A la renverse (Sardine + Gabriel)
Karin Serres

Actes Sud-Papiers
octobre 2014
71 p.  15 €
 
 
 
 La rédaction l'a lu
coup de coeur

Aller simple pour l’infini

Au-delà de la mer et des vagues, c’est l’autre côté, c’est l’autre monde. C’est l’Amérique. C’est New-York. Quand elle en parle à Gabriel, Sardine (Sandrine) a des étoiles dans les yeux… Assis sur leur banc bleu, face à la mer, les deux jeunes adultes évoquent leurs vies : enfance, adolescence, et leurs rêves d’avenir aussi. Lui vit à l’est de la France ; tous les étés, depuis tout petit, il passe ses vacances en Bretagne, dans le Finistère ; tous les hivers, en février, il y revient, pour le carnaval. Chaque fois, il y retrouve Sardine. Chaque fois, il doit repartir, le ventre serré, la gorge nouée, le cœur en morceaux. Loin d’elle. Puisqu’elle vit ici. A la pointe du pays.

L’un contre l’autre, rejaillissent d’abord leurs souvenirs d’enfance, ce qui les rapproche et fait leur complicité, leur amitié, leur amour.
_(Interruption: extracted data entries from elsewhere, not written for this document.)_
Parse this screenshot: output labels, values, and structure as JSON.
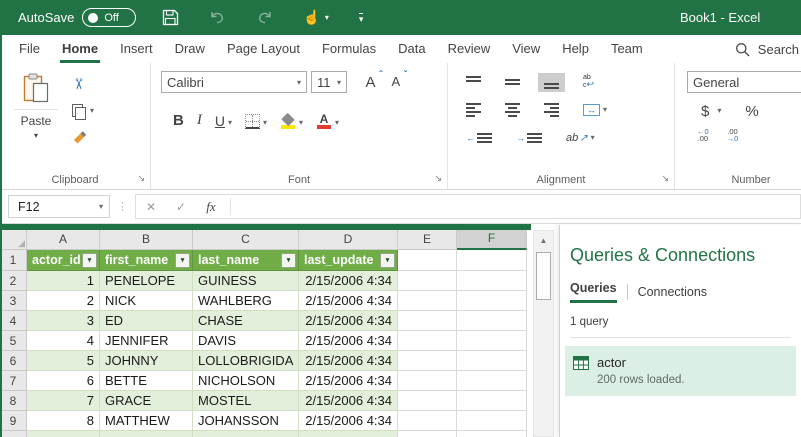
{
  "icons": {
    "caret_down": "▾",
    "scissors": "✂",
    "check": "✓",
    "cancel": "✕",
    "dots": "⋮",
    "corner_triangle": "◢",
    "scroll_up": "▲",
    "launcher": "↘",
    "wrap_return": "↩",
    "merge_arrows": "↔",
    "arrow_left": "←",
    "arrow_right": "→",
    "orient_arrow": "↗",
    "grow_caret": "ˆ",
    "shrink_caret": "ˇ",
    "touch_pointer": "☝",
    "filter_caret": "▾"
  },
  "titlebar": {
    "autosave_label": "AutoSave",
    "autosave_state": "Off",
    "title": "Book1 - Excel"
  },
  "ribbon_tabs": {
    "items": [
      {
        "label": "File",
        "active": false
      },
      {
        "label": "Home",
        "active": true
      },
      {
        "label": "Insert",
        "active": false
      },
      {
        "label": "Draw",
        "active": false
      },
      {
        "label": "Page Layout",
        "active": false
      },
      {
        "label": "Formulas",
        "active": false
      },
      {
        "label": "Data",
        "active": false
      },
      {
        "label": "Review",
        "active": false
      },
      {
        "label": "View",
        "active": false
      },
      {
        "label": "Help",
        "active": false
      },
      {
        "label": "Team",
        "active": false
      }
    ],
    "search_label": "Search"
  },
  "ribbon": {
    "clipboard": {
      "paste_label": "Paste",
      "group_label": "Clipboard"
    },
    "font": {
      "font_name": "Calibri",
      "font_size": "11",
      "bold": "B",
      "italic": "I",
      "underline": "U",
      "grow_letter": "A",
      "shrink_letter": "A",
      "color_letter": "A",
      "group_label": "Font"
    },
    "alignment": {
      "group_label": "Alignment",
      "wrap_ab": "ab",
      "wrap_c": "c",
      "orientation_text": "ab"
    },
    "number": {
      "format": "General",
      "currency": "$",
      "percent": "%",
      "inc_top": "←0",
      "inc_bottom": ".00",
      "dec_top": ".00",
      "dec_bottom": "→0",
      "group_label": "Number"
    }
  },
  "formula_bar": {
    "name_box": "F12",
    "insert_function": "fx"
  },
  "sheet": {
    "column_letters": [
      "A",
      "B",
      "C",
      "D",
      "E",
      "F"
    ],
    "selected_column": "F",
    "header_row_number": "1",
    "headers": [
      "actor_id",
      "first_name",
      "last_name",
      "last_update"
    ],
    "rows": [
      {
        "n": "2",
        "actor_id": "1",
        "first_name": "PENELOPE",
        "last_name": "GUINESS",
        "last_update": "2/15/2006 4:34"
      },
      {
        "n": "3",
        "actor_id": "2",
        "first_name": "NICK",
        "last_name": "WAHLBERG",
        "last_update": "2/15/2006 4:34"
      },
      {
        "n": "4",
        "actor_id": "3",
        "first_name": "ED",
        "last_name": "CHASE",
        "last_update": "2/15/2006 4:34"
      },
      {
        "n": "5",
        "actor_id": "4",
        "first_name": "JENNIFER",
        "last_name": "DAVIS",
        "last_update": "2/15/2006 4:34"
      },
      {
        "n": "6",
        "actor_id": "5",
        "first_name": "JOHNNY",
        "last_name": "LOLLOBRIGIDA",
        "last_update": "2/15/2006 4:34"
      },
      {
        "n": "7",
        "actor_id": "6",
        "first_name": "BETTE",
        "last_name": "NICHOLSON",
        "last_update": "2/15/2006 4:34"
      },
      {
        "n": "8",
        "actor_id": "7",
        "first_name": "GRACE",
        "last_name": "MOSTEL",
        "last_update": "2/15/2006 4:34"
      },
      {
        "n": "9",
        "actor_id": "8",
        "first_name": "MATTHEW",
        "last_name": "JOHANSSON",
        "last_update": "2/15/2006 4:34"
      }
    ]
  },
  "panel": {
    "title": "Queries & Connections",
    "tabs": [
      {
        "label": "Queries",
        "active": true
      },
      {
        "label": "Connections",
        "active": false
      }
    ],
    "count_label": "1 query",
    "query": {
      "name": "actor",
      "status": "200 rows loaded."
    }
  },
  "colors": {
    "excel_green": "#217346",
    "table_header_green": "#70AD47",
    "band_green": "#E2EFDA",
    "query_highlight": "#DCEFE5"
  }
}
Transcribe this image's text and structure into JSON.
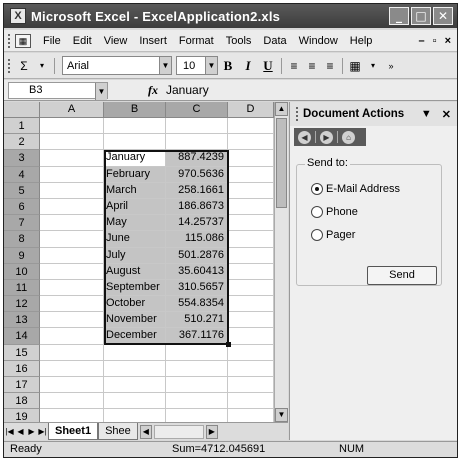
{
  "window": {
    "title": "Microsoft Excel - ExcelApplication2.xls"
  },
  "menu": [
    "File",
    "Edit",
    "View",
    "Insert",
    "Format",
    "Tools",
    "Data",
    "Window",
    "Help"
  ],
  "toolbar": {
    "font": "Arial",
    "size": "10"
  },
  "formula_bar": {
    "name_box": "B3",
    "fx": "fx",
    "content": "January"
  },
  "grid": {
    "columns": [
      "A",
      "B",
      "C",
      "D"
    ],
    "rows": [
      {
        "num": "1",
        "b": "",
        "c": ""
      },
      {
        "num": "2",
        "b": "",
        "c": ""
      },
      {
        "num": "3",
        "b": "January",
        "c": "887.4239"
      },
      {
        "num": "4",
        "b": "February",
        "c": "970.5636"
      },
      {
        "num": "5",
        "b": "March",
        "c": "258.1661"
      },
      {
        "num": "6",
        "b": "April",
        "c": "186.8673"
      },
      {
        "num": "7",
        "b": "May",
        "c": "14.25737"
      },
      {
        "num": "8",
        "b": "June",
        "c": "115.086"
      },
      {
        "num": "9",
        "b": "July",
        "c": "501.2876"
      },
      {
        "num": "10",
        "b": "August",
        "c": "35.60413"
      },
      {
        "num": "11",
        "b": "September",
        "c": "310.5657"
      },
      {
        "num": "12",
        "b": "October",
        "c": "554.8354"
      },
      {
        "num": "13",
        "b": "November",
        "c": "510.271"
      },
      {
        "num": "14",
        "b": "December",
        "c": "367.1176"
      },
      {
        "num": "15",
        "b": "",
        "c": ""
      },
      {
        "num": "16",
        "b": "",
        "c": ""
      },
      {
        "num": "17",
        "b": "",
        "c": ""
      },
      {
        "num": "18",
        "b": "",
        "c": ""
      },
      {
        "num": "19",
        "b": "",
        "c": ""
      }
    ]
  },
  "sheet_tabs": [
    "Sheet1",
    "Shee"
  ],
  "task_pane": {
    "title": "Document Actions",
    "group_label": "Send to:",
    "options": [
      {
        "label": "E-Mail Address",
        "selected": true
      },
      {
        "label": "Phone",
        "selected": false
      },
      {
        "label": "Pager",
        "selected": false
      }
    ],
    "send_label": "Send"
  },
  "status_bar": {
    "ready": "Ready",
    "sum": "Sum=4712.045691",
    "num": "NUM"
  }
}
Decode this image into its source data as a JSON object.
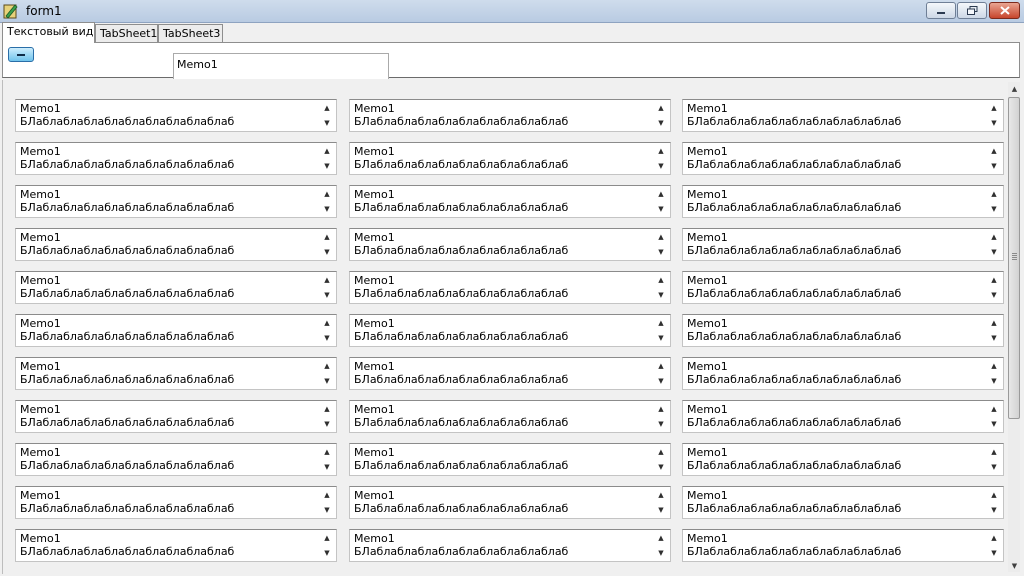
{
  "window": {
    "title": "form1"
  },
  "icons": {
    "app": "app-icon",
    "minimize": "minimize-icon",
    "maximize": "maximize-icon",
    "close": "close-icon",
    "up": "▲",
    "down": "▼"
  },
  "tabs": [
    {
      "label": "Текстовый вид",
      "active": true
    },
    {
      "label": "TabSheet1",
      "active": false
    },
    {
      "label": "TabSheet3",
      "active": false
    }
  ],
  "top_panel": {
    "memo_text": "Memo1"
  },
  "memo_grid": {
    "rows": 11,
    "columns": 3,
    "line1": "Memo1",
    "line2": "БЛаблаблаблаблаблаблаблаблаблаб"
  },
  "colors": {
    "close_button": "#c7452d",
    "accent": "#6fc3ec"
  }
}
Comment ils se sont rencontrés, ce qu’ils
se sont dit, ce qu’ils ont pensé. Progressivement, les années défilent. Des jeux sur la plage aux concerts de rock ; du déguisement de guépard, des croustillons aux fous-rires d’adolescents, interminables. Ce soir, veille d’un nouveau départ, Gabriel et Sandrine se confient. Elle rêve de s’envoler : l’Amérique, New-York, Terre-Neuve, et puis l’univers, l’espace intergalactique même. Courageuse, rêveuse, déterminée, elle désire partir au-delà de l’horizon, cette bande blanche qui fait, pour elle, figure de possible. Un mouvement irrépressible, une fuite en avant ; tandis que lui rêve de la rejoindre, sur ce bout de terre. L’immobilité, la peur du vide. Solide, sensible, sincère, il espère seulement la vie paisible de bord de mer. Et ne comprend pas ce qui la pousse à partir. L’horizon ? Bien trop loin pour lui. Ses rêves s’arrêtent au banc sur lequel ils sont assis.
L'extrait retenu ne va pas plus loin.